Port Daisy · Gin + Ruby Port · Modern Craft

Port of Call

A gin-and-ruby-port daisy, brightened with lemon and served long over crushed ice. Deep garnet, sweet-tart, and built for a cold evening.

Port of Call cocktail
Gin Ruby Port Daisy Shaken

The Port of Call is one of those drinks the name half-explains: a gin sour reinforced with ruby port, which deepens the color to garnet and lends a raisined, lightly tannic backbone the lemon then cuts clean. It belongs to the daisy family — a spirit, citrus, and sweetener shaken and poured long over crushed ice — and like a lot of port-forward drinks, it reads autumnal without tipping into dessert. Several modern bars have served a cocktail under this name; none of the published versions trace to a single documented creator, so treat it as a contemporary template rather than a canonical recipe.

Port is the easiest way to give a sour weight without making it sweet — it brings fruit and tannin in the same pour.

History

There is no single, well-attested origin for the Port of Call. The name has been attached to more than one drink — a gin-and-port daisy in the Savoy-influenced craft idiom, a port-and-rum sour, and an unrelated 1960s tiki rum punch from a Tucson restaurant that happened to share the name. What the gin versions have in common is the structural move that matters: ruby port standing in for part of the sweetener and most of the body, so the drink gains fruit and color without leaning on extra sugar.

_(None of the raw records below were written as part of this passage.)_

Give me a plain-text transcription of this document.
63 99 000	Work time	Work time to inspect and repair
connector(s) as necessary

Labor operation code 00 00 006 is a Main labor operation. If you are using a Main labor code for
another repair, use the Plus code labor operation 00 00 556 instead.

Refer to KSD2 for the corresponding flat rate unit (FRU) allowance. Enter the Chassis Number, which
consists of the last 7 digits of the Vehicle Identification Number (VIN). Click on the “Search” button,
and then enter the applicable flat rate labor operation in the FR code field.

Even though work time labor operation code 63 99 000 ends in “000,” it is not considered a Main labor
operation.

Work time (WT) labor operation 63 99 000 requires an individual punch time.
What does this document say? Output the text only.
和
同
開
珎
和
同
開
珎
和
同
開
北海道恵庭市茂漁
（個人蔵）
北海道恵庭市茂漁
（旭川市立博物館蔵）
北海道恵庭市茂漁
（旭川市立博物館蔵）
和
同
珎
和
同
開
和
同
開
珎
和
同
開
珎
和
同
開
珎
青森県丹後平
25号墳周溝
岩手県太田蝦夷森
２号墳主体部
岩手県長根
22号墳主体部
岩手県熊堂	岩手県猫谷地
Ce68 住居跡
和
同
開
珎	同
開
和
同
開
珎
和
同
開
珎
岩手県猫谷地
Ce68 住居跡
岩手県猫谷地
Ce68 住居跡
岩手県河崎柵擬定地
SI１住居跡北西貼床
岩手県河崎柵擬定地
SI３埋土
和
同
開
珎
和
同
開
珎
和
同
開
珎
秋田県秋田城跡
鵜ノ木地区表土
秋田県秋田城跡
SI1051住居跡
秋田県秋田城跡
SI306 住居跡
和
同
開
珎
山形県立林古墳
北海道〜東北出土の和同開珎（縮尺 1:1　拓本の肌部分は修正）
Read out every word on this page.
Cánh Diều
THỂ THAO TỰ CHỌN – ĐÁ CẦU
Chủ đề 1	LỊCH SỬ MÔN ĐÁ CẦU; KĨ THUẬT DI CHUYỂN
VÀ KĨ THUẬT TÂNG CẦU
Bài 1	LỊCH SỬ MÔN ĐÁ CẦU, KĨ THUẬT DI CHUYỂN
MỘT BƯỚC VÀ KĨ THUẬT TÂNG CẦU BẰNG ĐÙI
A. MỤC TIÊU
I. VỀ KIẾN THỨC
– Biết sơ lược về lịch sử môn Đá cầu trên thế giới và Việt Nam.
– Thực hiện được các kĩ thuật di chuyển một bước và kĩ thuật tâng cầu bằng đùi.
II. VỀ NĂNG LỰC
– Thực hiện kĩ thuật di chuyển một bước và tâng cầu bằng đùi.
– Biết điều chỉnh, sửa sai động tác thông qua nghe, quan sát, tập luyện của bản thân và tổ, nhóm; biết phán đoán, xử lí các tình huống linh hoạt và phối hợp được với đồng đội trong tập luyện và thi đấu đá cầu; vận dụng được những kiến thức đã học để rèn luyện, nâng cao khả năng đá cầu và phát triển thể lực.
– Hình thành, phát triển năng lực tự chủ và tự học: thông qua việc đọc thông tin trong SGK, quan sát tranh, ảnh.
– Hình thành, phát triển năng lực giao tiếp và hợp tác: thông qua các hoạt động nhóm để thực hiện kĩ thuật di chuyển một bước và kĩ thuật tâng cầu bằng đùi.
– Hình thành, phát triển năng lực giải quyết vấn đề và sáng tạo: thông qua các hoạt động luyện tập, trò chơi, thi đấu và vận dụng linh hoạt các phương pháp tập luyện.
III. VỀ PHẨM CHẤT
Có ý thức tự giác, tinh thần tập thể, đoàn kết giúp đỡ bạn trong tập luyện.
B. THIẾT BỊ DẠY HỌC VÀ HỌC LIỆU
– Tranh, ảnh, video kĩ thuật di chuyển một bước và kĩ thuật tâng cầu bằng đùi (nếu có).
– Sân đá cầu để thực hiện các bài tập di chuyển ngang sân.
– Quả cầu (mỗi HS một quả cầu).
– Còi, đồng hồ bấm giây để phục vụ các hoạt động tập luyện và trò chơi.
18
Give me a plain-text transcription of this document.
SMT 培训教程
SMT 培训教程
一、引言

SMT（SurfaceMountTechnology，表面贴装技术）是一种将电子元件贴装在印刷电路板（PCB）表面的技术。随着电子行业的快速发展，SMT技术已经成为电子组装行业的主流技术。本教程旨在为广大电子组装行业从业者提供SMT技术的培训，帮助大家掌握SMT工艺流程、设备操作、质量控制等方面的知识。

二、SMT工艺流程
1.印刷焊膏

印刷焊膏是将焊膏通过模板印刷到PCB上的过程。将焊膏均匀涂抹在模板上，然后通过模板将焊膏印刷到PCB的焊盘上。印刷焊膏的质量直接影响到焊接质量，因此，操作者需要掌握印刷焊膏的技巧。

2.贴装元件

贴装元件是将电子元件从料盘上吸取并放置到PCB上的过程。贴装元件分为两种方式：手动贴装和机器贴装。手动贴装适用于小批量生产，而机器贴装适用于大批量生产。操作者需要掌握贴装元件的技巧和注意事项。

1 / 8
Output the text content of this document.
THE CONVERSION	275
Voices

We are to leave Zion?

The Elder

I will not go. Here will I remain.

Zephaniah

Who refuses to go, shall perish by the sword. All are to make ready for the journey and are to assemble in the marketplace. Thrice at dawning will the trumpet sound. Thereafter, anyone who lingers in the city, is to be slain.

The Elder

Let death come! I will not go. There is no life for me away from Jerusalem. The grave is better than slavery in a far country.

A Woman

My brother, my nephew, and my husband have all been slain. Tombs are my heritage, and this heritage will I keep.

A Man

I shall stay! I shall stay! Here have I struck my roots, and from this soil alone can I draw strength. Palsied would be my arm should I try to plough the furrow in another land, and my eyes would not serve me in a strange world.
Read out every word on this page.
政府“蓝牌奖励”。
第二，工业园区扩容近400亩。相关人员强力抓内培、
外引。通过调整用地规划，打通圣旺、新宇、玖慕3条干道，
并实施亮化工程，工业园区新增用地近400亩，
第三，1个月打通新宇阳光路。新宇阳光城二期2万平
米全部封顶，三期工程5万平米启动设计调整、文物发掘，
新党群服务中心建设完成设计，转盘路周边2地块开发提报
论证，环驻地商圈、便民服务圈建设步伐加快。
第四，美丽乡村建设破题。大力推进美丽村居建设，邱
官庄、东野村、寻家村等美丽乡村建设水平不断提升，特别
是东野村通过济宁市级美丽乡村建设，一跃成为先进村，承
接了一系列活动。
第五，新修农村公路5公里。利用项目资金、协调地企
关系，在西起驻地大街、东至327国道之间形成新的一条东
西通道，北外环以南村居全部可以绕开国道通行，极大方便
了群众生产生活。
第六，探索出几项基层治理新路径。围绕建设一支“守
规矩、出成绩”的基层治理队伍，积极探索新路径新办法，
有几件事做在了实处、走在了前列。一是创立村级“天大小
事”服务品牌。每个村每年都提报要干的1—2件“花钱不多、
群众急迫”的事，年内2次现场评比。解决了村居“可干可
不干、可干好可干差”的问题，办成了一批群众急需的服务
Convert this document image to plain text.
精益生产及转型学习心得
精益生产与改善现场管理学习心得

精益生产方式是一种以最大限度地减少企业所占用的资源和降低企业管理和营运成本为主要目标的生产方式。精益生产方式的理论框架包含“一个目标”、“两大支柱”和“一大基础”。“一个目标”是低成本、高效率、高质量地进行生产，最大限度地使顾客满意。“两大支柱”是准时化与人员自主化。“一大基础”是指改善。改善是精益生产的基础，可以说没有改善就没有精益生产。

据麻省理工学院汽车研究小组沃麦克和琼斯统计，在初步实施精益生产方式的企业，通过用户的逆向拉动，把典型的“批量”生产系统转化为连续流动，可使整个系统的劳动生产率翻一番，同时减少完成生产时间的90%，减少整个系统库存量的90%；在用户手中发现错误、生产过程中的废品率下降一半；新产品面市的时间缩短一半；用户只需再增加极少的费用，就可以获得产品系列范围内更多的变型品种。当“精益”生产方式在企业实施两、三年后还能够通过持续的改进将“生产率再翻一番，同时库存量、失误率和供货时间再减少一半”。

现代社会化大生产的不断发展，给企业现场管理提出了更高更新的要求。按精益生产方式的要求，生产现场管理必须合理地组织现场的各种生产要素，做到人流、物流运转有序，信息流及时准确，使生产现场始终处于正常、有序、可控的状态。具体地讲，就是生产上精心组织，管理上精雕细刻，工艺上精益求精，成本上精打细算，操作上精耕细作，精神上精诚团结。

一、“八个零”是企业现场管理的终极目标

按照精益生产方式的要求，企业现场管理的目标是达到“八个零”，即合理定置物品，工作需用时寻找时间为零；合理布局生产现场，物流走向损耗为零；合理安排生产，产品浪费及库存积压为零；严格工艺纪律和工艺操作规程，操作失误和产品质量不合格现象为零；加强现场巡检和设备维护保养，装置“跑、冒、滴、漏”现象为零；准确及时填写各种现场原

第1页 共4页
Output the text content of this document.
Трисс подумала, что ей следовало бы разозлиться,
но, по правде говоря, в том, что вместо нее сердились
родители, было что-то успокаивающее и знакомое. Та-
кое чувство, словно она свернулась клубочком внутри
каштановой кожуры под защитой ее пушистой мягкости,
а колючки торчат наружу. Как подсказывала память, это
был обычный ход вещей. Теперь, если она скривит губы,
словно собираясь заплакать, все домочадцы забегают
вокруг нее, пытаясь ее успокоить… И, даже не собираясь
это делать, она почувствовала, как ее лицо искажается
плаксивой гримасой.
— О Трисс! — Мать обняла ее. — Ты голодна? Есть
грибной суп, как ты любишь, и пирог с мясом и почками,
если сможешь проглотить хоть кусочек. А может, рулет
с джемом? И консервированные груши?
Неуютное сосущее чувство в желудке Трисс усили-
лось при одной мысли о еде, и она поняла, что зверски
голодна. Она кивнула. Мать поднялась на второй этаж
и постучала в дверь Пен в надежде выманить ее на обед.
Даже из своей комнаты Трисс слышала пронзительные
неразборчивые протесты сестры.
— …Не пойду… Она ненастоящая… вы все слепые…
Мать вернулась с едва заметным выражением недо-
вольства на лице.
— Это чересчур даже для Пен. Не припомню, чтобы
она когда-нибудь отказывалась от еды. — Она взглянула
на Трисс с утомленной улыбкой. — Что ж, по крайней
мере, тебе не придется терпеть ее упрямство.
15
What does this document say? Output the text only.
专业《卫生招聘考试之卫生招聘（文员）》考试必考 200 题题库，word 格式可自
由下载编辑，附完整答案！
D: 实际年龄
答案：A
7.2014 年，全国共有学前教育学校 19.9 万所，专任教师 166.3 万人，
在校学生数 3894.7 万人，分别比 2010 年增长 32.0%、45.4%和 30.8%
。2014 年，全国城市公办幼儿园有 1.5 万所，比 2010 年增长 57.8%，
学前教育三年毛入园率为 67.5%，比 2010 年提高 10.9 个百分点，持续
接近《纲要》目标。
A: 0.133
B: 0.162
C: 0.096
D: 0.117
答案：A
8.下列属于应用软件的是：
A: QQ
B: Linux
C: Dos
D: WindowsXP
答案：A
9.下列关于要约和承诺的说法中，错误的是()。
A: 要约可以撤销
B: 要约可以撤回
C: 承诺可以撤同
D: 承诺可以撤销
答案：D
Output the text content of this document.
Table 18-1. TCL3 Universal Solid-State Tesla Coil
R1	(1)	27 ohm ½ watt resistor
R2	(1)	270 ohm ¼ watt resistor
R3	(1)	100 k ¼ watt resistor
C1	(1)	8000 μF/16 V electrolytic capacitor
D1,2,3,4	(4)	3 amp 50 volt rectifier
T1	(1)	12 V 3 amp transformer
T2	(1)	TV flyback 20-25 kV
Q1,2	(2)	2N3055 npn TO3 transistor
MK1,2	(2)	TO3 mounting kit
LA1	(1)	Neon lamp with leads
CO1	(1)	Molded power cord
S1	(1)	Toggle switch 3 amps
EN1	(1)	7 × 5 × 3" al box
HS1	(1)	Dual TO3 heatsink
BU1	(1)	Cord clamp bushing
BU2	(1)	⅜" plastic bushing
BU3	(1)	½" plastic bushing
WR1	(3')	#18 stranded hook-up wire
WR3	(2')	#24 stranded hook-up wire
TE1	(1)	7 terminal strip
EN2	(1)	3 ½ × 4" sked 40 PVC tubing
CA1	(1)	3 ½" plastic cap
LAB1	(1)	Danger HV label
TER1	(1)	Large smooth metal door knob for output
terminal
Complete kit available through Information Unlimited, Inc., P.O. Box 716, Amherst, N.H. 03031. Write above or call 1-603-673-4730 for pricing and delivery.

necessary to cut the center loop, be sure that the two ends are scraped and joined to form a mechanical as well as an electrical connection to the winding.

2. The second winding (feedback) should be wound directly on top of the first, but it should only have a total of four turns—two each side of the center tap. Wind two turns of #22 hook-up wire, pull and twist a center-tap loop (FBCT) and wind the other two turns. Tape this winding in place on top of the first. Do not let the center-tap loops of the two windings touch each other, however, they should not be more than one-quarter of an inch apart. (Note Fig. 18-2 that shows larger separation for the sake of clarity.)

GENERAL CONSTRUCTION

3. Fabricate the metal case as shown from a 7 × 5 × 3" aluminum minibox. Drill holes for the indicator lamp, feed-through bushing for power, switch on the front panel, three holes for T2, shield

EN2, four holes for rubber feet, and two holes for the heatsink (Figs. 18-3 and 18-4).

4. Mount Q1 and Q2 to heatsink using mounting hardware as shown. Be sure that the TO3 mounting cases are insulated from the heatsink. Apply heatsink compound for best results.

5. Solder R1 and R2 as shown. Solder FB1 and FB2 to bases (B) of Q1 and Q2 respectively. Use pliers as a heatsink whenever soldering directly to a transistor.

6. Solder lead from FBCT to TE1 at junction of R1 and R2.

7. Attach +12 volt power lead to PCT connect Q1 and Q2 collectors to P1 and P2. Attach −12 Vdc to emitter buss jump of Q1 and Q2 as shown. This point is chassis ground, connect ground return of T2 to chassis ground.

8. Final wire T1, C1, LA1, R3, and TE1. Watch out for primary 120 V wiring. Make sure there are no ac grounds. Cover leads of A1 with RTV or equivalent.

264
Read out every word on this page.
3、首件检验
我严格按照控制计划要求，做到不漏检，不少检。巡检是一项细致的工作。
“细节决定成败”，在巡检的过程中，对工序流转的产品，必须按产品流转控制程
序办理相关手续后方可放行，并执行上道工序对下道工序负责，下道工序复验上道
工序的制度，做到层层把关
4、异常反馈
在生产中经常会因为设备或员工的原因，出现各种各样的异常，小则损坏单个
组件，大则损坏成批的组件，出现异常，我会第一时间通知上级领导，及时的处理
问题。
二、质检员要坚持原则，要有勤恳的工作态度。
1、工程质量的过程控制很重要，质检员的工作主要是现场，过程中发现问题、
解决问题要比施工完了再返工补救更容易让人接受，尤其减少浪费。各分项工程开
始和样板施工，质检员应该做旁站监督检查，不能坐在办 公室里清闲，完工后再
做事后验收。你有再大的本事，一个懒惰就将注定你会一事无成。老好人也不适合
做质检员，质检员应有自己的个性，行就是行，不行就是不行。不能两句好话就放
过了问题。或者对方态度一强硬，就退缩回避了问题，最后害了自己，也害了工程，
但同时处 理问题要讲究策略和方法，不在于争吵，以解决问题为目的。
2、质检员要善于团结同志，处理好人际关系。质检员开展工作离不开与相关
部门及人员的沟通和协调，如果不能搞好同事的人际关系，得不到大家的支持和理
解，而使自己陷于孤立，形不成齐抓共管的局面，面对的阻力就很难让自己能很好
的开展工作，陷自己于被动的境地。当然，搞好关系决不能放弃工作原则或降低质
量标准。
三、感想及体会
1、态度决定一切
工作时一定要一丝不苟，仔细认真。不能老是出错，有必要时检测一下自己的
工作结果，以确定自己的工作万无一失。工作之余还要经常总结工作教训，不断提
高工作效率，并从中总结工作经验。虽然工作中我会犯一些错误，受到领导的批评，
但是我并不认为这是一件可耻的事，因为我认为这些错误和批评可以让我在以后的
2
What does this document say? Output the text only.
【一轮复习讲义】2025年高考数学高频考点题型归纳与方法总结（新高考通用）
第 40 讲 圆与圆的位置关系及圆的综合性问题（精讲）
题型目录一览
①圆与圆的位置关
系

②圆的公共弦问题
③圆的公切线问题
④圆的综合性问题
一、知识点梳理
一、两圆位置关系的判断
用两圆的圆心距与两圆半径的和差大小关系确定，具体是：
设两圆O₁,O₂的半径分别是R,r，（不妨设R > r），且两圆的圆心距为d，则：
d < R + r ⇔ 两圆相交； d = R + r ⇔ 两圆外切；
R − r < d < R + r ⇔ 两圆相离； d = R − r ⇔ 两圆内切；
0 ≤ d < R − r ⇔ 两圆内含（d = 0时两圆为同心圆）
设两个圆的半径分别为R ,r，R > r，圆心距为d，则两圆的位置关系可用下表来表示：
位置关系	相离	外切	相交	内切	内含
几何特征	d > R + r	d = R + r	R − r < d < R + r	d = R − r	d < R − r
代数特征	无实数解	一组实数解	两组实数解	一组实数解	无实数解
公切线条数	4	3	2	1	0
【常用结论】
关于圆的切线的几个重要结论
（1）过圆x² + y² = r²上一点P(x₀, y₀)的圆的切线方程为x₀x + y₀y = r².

Because the published recipes vary and none names a verifiable inventor, we present the Port of Call as a template — a sound, balanced version of the gin-port daisy rather than a reconstruction of a specific bar's pour. If you've had one elsewhere that ran sweeter, redder, or rum-based, that's the genre, not an error.

The Spec

Lead with London dry gin for backbone, let ruby port carry the fruit and the garnet color, and balance with fresh lemon and a restrained pour of simple syrup. The port is sweet enough that the drink does not need much added sugar; the half-ounce of syrup is there to round the edges, not to sweeten.

Build by ratio
London dry gin Ruby port Fresh lemon juice Simple syrup
Gin
Port
Lemon
Syrup
1 1/2 oz 1 oz 3/4 oz 1/2 oz

Why ruby, not tawny

Reach for ruby port here, not tawny. Ruby is younger, fruitier, and brighter red — it keeps the drink's color vivid and its fruit fresh. Tawny is barrel-aged toward nutty, oxidized caramel notes that read muddy in a citrus drink and dull the garnet to brown. A basic ruby or reserve ruby is exactly right; save the aged tawny for the after-dinner glass.

Crushed ice and dilution

Shake hard with cubed ice to chill and aerate, then strain over fresh crushed ice in a rocks glass. The crushed ice is doing daisy work — it keeps diluting in the glass as you drink, which suits a cocktail this fruit-forward. If you'd rather it stay concentrated, strain over a single large cube instead and accept a slightly richer, sweeter pour.

Bottom Line

The Port of Call is a low-effort way to make a gin sour feel like autumn: one bottle of ruby port does the work of a fruit syrup and a coloring agent at once. Honest about its uncertain pedigree, generous in the glass, and forgiving if your gin or port shifts a little — a good one to keep in the back pocket once the weather turns.